By: Lance T. Denha, Esq.
In an effort to stem losses from foreclosures, Fannie Mae and Freddie Mac recently announced policy changes regarding short sales. A short sale allows a homeowner to sell their home for an amount less than the value of the existing mortgage. While Fannie Mae and Freddie Mac incur losses in a short sale, these losses are significantly lower than the costs of foreclosure. As a result, the short sale is quickly becoming a preferred foreclosure alternative for both Fannie Mae and Freddie Mac.
Bank of America recently provided the following key changes for all parties involved in a short sale. These changes apply to all Fannie Mae and Freddie Mac short sales, regardless of whether an offer is made.
Title Transfer requirement change:
o The buyer is prohibited from selling the property for any sales price for a period of 30 days from the date of the deed. This means that any time a homeowner acquires property through a deed that is recorded, the buyer cannot turn around and flip/sell the property immediately thereafter within the 30 day period of acquisition.
o After a 30 day period, and until 90 days from the date of the deed, the buyer is further prohibited from selling the property for a sales price greater than 120% of the short sale price. This essentially prevents investors from eying a deal that may not have been properly assessed at the current value at the time of acquiring and turning around and making a profit greater than 120%.
Below is an example on how to calculate the 120%:
o Purchase Price is $100,000.00
o 120% of the purchase price would be $100,000.00 X 1.2 = $120,000.00.
o The borrower may be entitled to an incentive payment of $3,000 from Fannie Mae/Freddie Mac to assist with relocation expenses following successful completion of a short sale unless circumstances dictate borrower being required to contribute to the short sale as the bank determines they need to recoup some money from the deficiency balance, certain government relocation assistance programs prohibit further relocation assistance incentives to borrower or, the lender/servicer has knowledge that the borrower is currently receiving relocation assistance from an outside third party.
If the borrower receives relocation assistance from a source other than Fannie Mae / Freddie Mac or the Servicer, the difference in the relocation assistance amount up to the $3,000 incentive maximum may be provided. If the borrower will receive relocation assistance from a source other than Fannie Mae / Freddie Mac or the Servicer and the amount is equal to or greater than $3,000, no relocation incentive will be provided.

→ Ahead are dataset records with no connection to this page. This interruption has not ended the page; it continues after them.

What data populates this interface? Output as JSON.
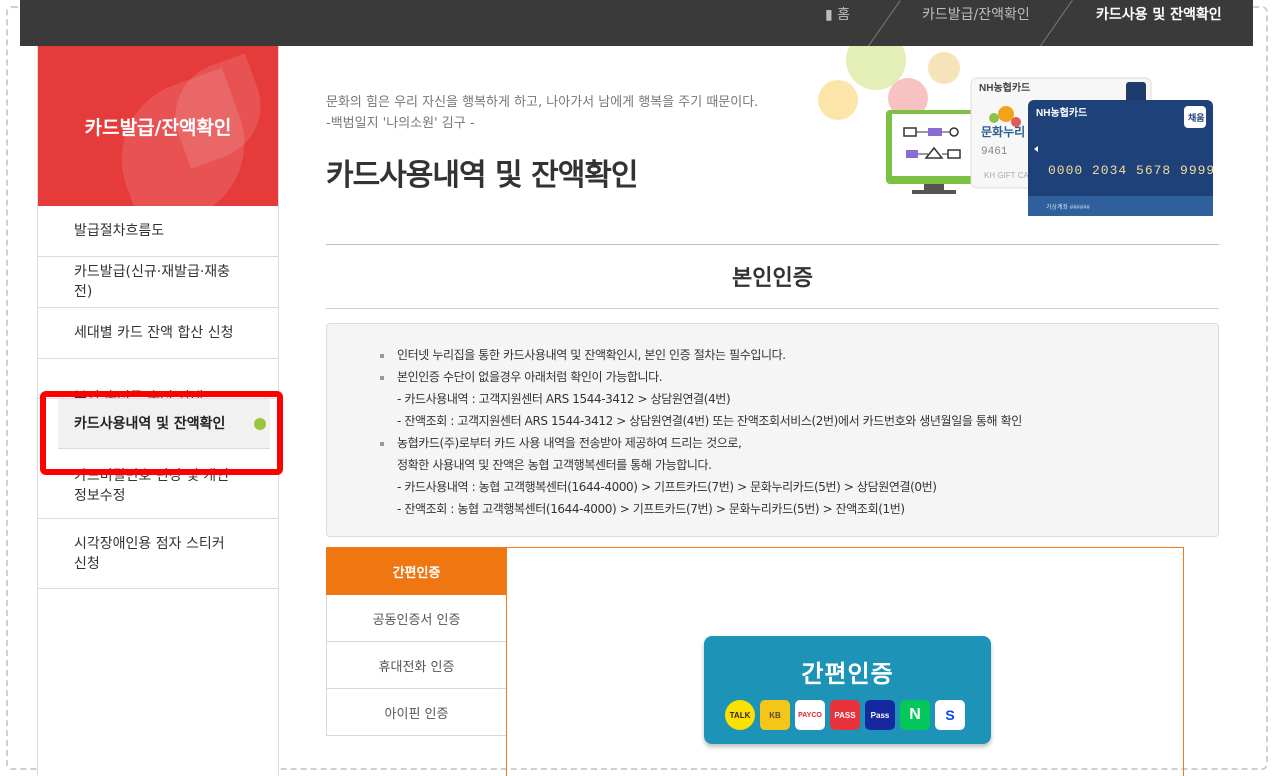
{
  "breadcrumb": {
    "home": "홈",
    "middle": "카드발급/잔액확인",
    "current": "카드사용 및 잔액확인"
  },
  "sidebar": {
    "title": "카드발급/잔액확인",
    "items": [
      {
        "label": "발급절차흐름도"
      },
      {
        "label": "카드발급(신규·재발급·재충전)"
      },
      {
        "label": "세대별 카드 잔액 합산 신청"
      },
      {
        "label": "본인 충전금 충전 안내"
      },
      {
        "label": "카드사용내역 및 잔액확인"
      },
      {
        "label": "카드비밀번호 변경 및 개인정보수정"
      },
      {
        "label": "시각장애인용 점자 스티커 신청"
      }
    ]
  },
  "header": {
    "quote_line1": "문화의 힘은 우리 자신을 행복하게 하고, 나아가서 남에게 행복을 주기 때문이다.",
    "quote_line2": "-백범일지 '나의소원' 김구 -",
    "page_title": "카드사용내역 및 잔액확인"
  },
  "banner": {
    "card_brand": "NH농협카드",
    "card_number": "0000 2034 5678 9999",
    "card_tag": "채움",
    "gift_label": "문화누리",
    "gift_number": "9461"
  },
  "section_title": "본인인증",
  "notice": {
    "lines": [
      {
        "text": "인터넷 누리집을 통한 카드사용내역 및 잔액확인시, 본인 인증 절차는 필수입니다.",
        "bullet": true
      },
      {
        "text": "본인인증 수단이 없을경우 아래처럼 확인이 가능합니다.",
        "bullet": true
      },
      {
        "text": "- 카드사용내역 : 고객지원센터 ARS 1544-3412 > 상담원연결(4번)",
        "bullet": false
      },
      {
        "text": "- 잔액조회 : 고객지원센터 ARS 1544-3412 > 상담원연결(4번) 또는 잔액조회서비스(2번)에서 카드번호와 생년월일을 통해 확인",
        "bullet": false
      },
      {
        "text": "농협카드(주)로부터 카드 사용 내역을 전송받아 제공하여 드리는 것으로,",
        "bullet": true
      },
      {
        "text": "정확한 사용내역 및 잔액은 농협 고객행복센터를 통해 가능합니다.",
        "bullet": false
      },
      {
        "text": "- 카드사용내역 : 농협 고객행복센터(1644-4000) > 기프트카드(7번) > 문화누리카드(5번) > 상담원연결(0번)",
        "bullet": false
      },
      {
        "text": "- 잔액조회 : 농협 고객행복센터(1644-4000) > 기프트카드(7번) > 문화누리카드(5번) > 잔액조회(1번)",
        "bullet": false
      }
    ]
  },
  "auth": {
    "tabs": [
      {
        "label": "간편인증",
        "active": true
      },
      {
        "label": "공동인증서 인증",
        "active": false
      },
      {
        "label": "휴대전화 인증",
        "active": false
      },
      {
        "label": "아이핀 인증",
        "active": false
      }
    ],
    "simple_title": "간편인증",
    "providers": [
      {
        "name": "kakao-talk",
        "label": "TALK",
        "bg": "#fae100",
        "fg": "#3a1d1d"
      },
      {
        "name": "kb",
        "label": "KB",
        "bg": "#f5c518",
        "fg": "#5a4a2a"
      },
      {
        "name": "payco",
        "label": "PAYCO",
        "bg": "#ffffff",
        "fg": "#e8222b"
      },
      {
        "name": "pass-skt",
        "label": "PASS",
        "bg": "#e8333c",
        "fg": "#ffffff"
      },
      {
        "name": "pass-samsung",
        "label": "Pass",
        "bg": "#1428a0",
        "fg": "#ffffff"
      },
      {
        "name": "naver",
        "label": "N",
        "bg": "#03c75a",
        "fg": "#ffffff"
      },
      {
        "name": "shinhan",
        "label": "S",
        "bg": "#ffffff",
        "fg": "#0046ff"
      }
    ]
  }
}
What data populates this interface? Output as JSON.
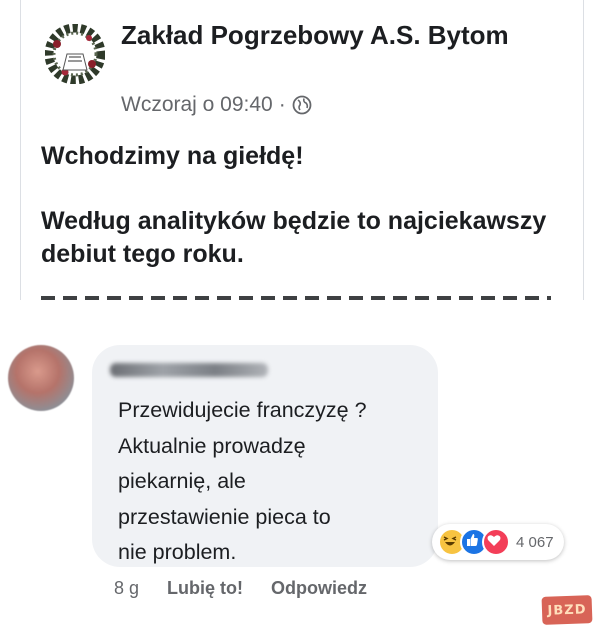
{
  "post": {
    "page_name": "Zakład Pogrzebowy A.S. Bytom",
    "timestamp": "Wczoraj o 09:40",
    "separator": "·",
    "visibility_icon": "globe-icon",
    "paragraph_1": "Wchodzimy na giełdę!",
    "paragraph_2": "Według analityków będzie to najciekawszy debiut tego roku."
  },
  "comment": {
    "text_lines": [
      "Przewidujecie franczyzę ?",
      "Aktualnie prowadzę",
      "piekarnię, ale",
      "przestawienie pieca to",
      "nie problem."
    ],
    "reactions": [
      "haha-icon",
      "like-icon",
      "love-icon"
    ],
    "reaction_count": "4 067",
    "time": "8 g",
    "like_label": "Lubię to!",
    "reply_label": "Odpowiedz"
  },
  "watermark": {
    "text": "JBZD"
  },
  "colors": {
    "text": "#1c1e21",
    "secondary": "#65676b",
    "bubble": "#f0f2f5",
    "like": "#1b74e4",
    "love": "#f33e58",
    "haha": "#f7c341"
  }
}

In addition to this change, Fannie Mae and Freddie Mac previously announced they will allow short sales for underwater borrowers who have never missed a mortgage payment. Fannie and Freddie previously had allowed only homeowners who had missed payments to qualify for a short sale. The new rules, which took effect November 1, 2012, will allow eligible homeowners to show a hardship to qualify for a short sale. Hardships may include unemployment or death of a spouse.
If you are one considering short sale options, please take the time to understand these changes and consult with a real estate professional moving forward as this process, while becoming streamlined, still can remain a frustrating process due to timelines constraints as well as documents gathering and preparation.